„DAS“-System im Toto-Wolff-Check
Die Spur-Verstellung des Mercedes am Lenkrad war das Aufreger-Thema der ersten Testwoche. Welchen Vorteil bringt das „ DAS“-System des Weltmeisters? Wir haben die Experten im Fahrerlager befragt und auch mit Toto Wolff darüber geplaudert.
Die Idee wurde vor eineinhalb Jahren geboren. Als die Mercedes-Ingenieure Toto Wolff das neue Spur-Verstellungssystem „ DAS“ präsentierten, da war die erste Reaktion des Teamchefs: „Das funktioniert nie. Du willst als Fahrer neben dem Lenken nicht auch noch ziehen und drücken.“
Als der Prototyp fertig war, bot sich Wolff als Testperson an. Er probierte an einem Prüfstand aus, wie es sich anfühlt, wenn man am Lenkrad nicht nur dreht, sondern es auch noch horizontal verschiebt. „Ich war überrascht, wie einfach es ist. Es ist eine unnatürliche Bewegung, doch der Hub ist nur kurz, und du machst es ja nur auf den Geraden.“
Das gab das grüne Licht für ein System, das derzeit das ganze Fahrerlager beschäftigt. Die einen würden es am liebsten sofort verbieten. Die anderen sind beeindruckt. So auch Racing Point-Technikchef Andy Green: „Es ist eine geniale Idee, weil sie vom Prinzip her so simpel ist. Man muss nur darauf kommen.“
Green teilt die Meinung der FIA, dass es sich um ein Lenksystem handelt und nicht Teil der Aufhängung ist. Red Bull dagegen zweifelt die Legalität der Erfindung an. Technikchef Adrian Newey glaubt nicht umsonst an einen aerodynamischen Vorteil. Nur auf dieser Basis wäre ein Einspruch überhaupt möglich. Ferrari-Teamchef Mattia Binotto will keine Welle machen: „Wir vertrauen auf das Urteil der FIA.“
Wenn der Primärzweck der Spurverstellung ein Vorteil für die Aerodynamik wäre, müsste der Weltverband das System verbieten oder einschränken. So wie das mit den speziell montierten Druckstreben an der Vorderachse passiert ist, die das Auto beim Einlenken absenken.

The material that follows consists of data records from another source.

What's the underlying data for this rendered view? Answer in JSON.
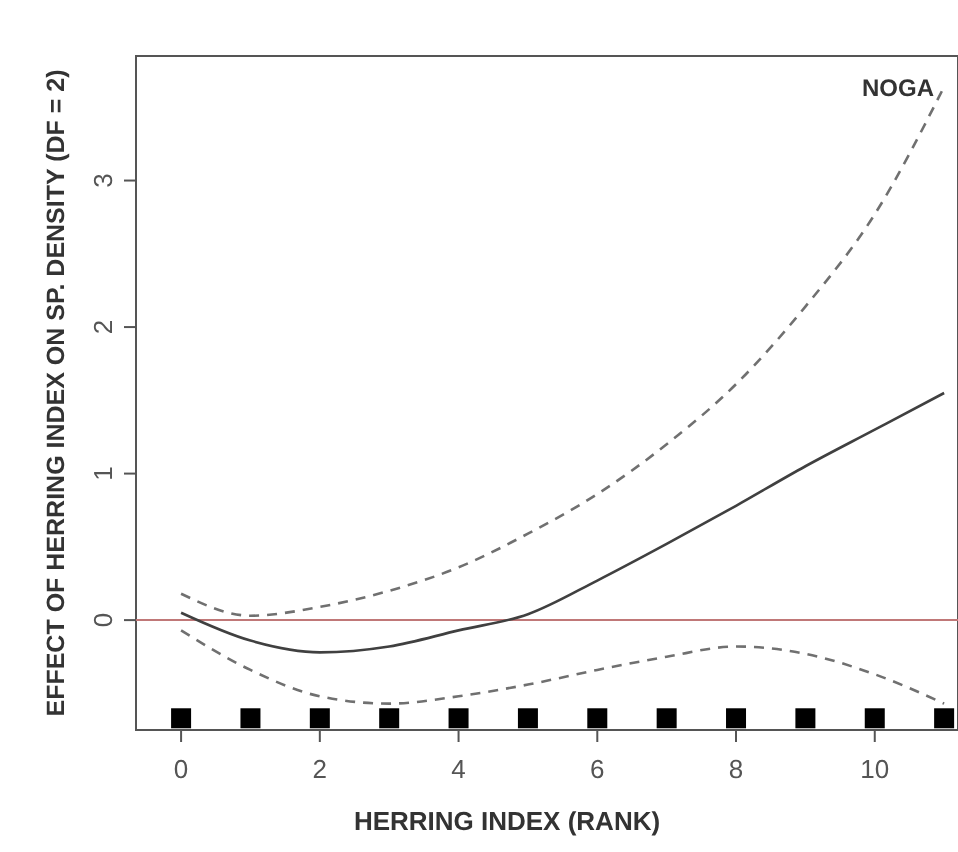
{
  "chart_data": {
    "type": "line",
    "annotations": [
      "NOGA"
    ],
    "xlabel": "HERRING INDEX (RANK)",
    "ylabel": "EFFECT OF HERRING INDEX ON SP. DENSITY (DF = 2)",
    "x": [
      0,
      1,
      2,
      3,
      4,
      5,
      6,
      7,
      8,
      9,
      10,
      11
    ],
    "series": [
      {
        "color": "#404040",
        "line_style": "solid",
        "values": [
          0.05,
          -0.14,
          -0.22,
          -0.18,
          -0.07,
          0.04,
          0.27,
          0.52,
          0.78,
          1.05,
          1.3,
          1.55
        ]
      },
      {
        "color": "#707070",
        "line_style": "dashed",
        "values": [
          0.18,
          0.03,
          0.09,
          0.2,
          0.36,
          0.59,
          0.86,
          1.2,
          1.61,
          2.14,
          2.77,
          3.64
        ]
      },
      {
        "color": "#707070",
        "line_style": "dashed",
        "values": [
          -0.07,
          -0.34,
          -0.52,
          -0.57,
          -0.52,
          -0.44,
          -0.34,
          -0.25,
          -0.18,
          -0.23,
          -0.37,
          -0.57
        ]
      },
      {
        "type": "scatter",
        "marker": "square",
        "color": "#000000",
        "x": [
          0,
          1,
          2,
          3,
          4,
          5,
          6,
          7,
          8,
          9,
          10,
          11
        ],
        "values": [
          -0.67,
          -0.67,
          -0.67,
          -0.67,
          -0.67,
          -0.67,
          -0.67,
          -0.67,
          -0.67,
          -0.67,
          -0.67,
          -0.67
        ]
      }
    ],
    "ref_lines": [
      {
        "axis": "y",
        "value": 0,
        "color": "#c07878"
      }
    ],
    "xlim": [
      -0.65,
      11.2
    ],
    "ylim": [
      -0.75,
      3.85
    ],
    "xticks": [
      0,
      2,
      4,
      6,
      8,
      10
    ],
    "yticks": [
      0,
      1,
      2,
      3
    ],
    "grid": false
  }
}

Bei dem „DAS“-System von Mercedes geht es aber vordergründig um einen Eingriff in die Mechanik. Es mag bei bestimmten Einstellungen auch aerodynamische Vorteil. bringen, doch die wären ein schöner Nebeneffekt und kein Grund, ausschließlich deshalb so viel Aufwand in diese Technik investieren.

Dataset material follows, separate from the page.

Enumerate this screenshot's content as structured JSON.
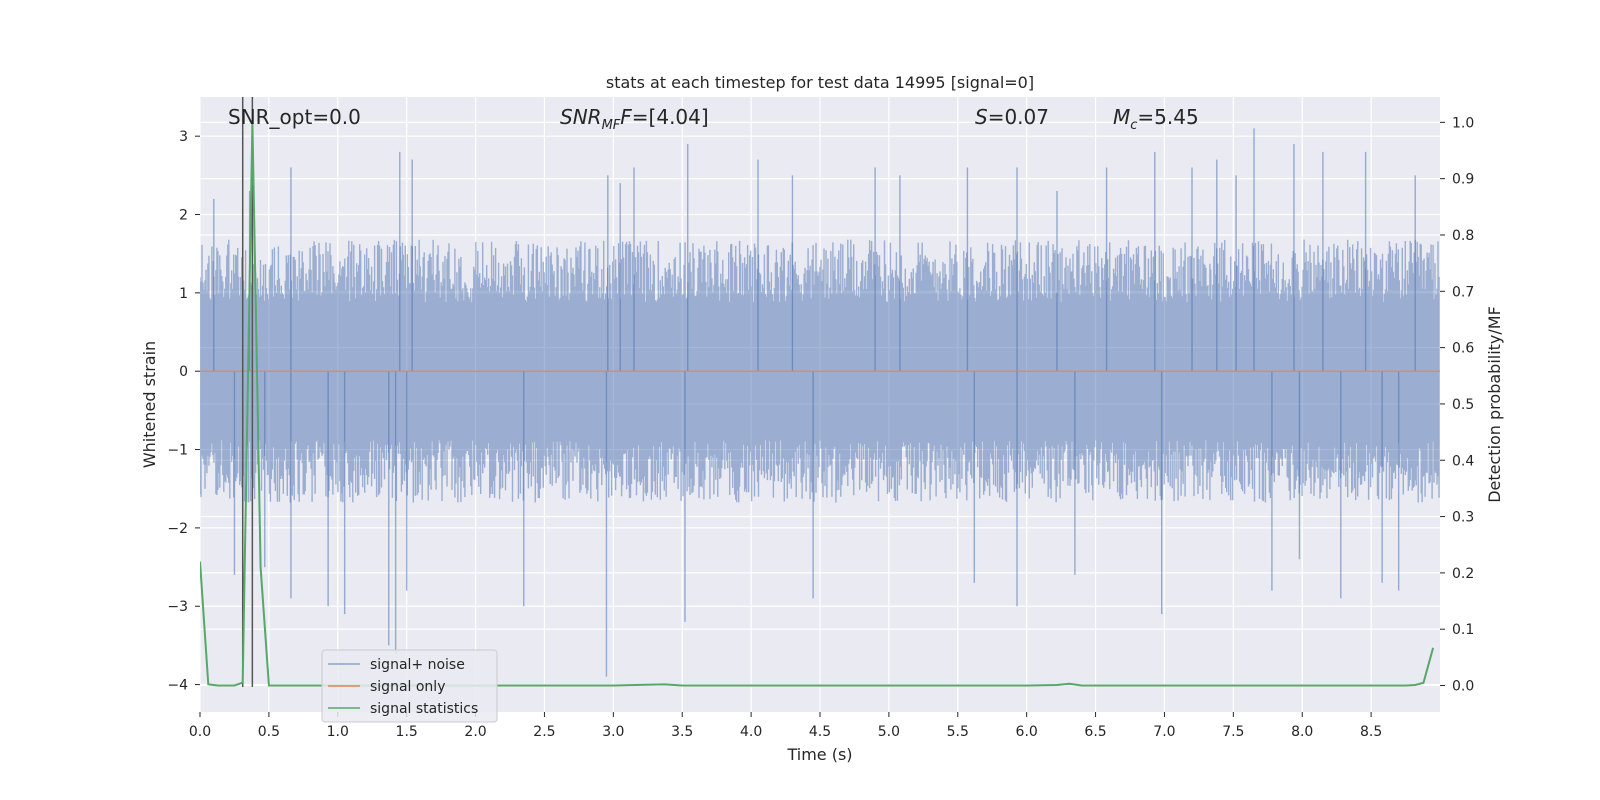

Der Speedgewinn bei Geradeaus-Stellung der Vorderräder im Vergleich zu Radstellung mit Vor- oder Nachspur liegt nach Meinung von Experten bei maximal 1 km/h. Mehr geben der verringerte Rollwiderstand und der reduzierte Luftwiderstand nicht her. „ Normalerweise beträgt die Nachspur vorne sowieso nur drei bis vier Millimeter“, erklärt Green.
Auch ein Sicherheitsrisiko kann Ferrari nicht erkennen. „Wir gehen davon aus, dass Mercedes so ein System nur bauen würde, wenn es sicher ist“, meint Technik-Koordinator Laurent Meckies.
Tatsächlich kann das Lenkrad nicht aus Versehen in eine andere Position geraten. Der Fahrer muss es manuell entriegeln. Am anderen Ende der Reise rastet das Lenkrad automatisch ein. Valtteri Bottas verrät: „Es fühlt sich gar nicht so komisch an. Du bewegst das Lenkrad ja nur, wenn du es willst.“ Das ist schon ein kleiner Hinweis darauf, was hinter der Erfindung steckt.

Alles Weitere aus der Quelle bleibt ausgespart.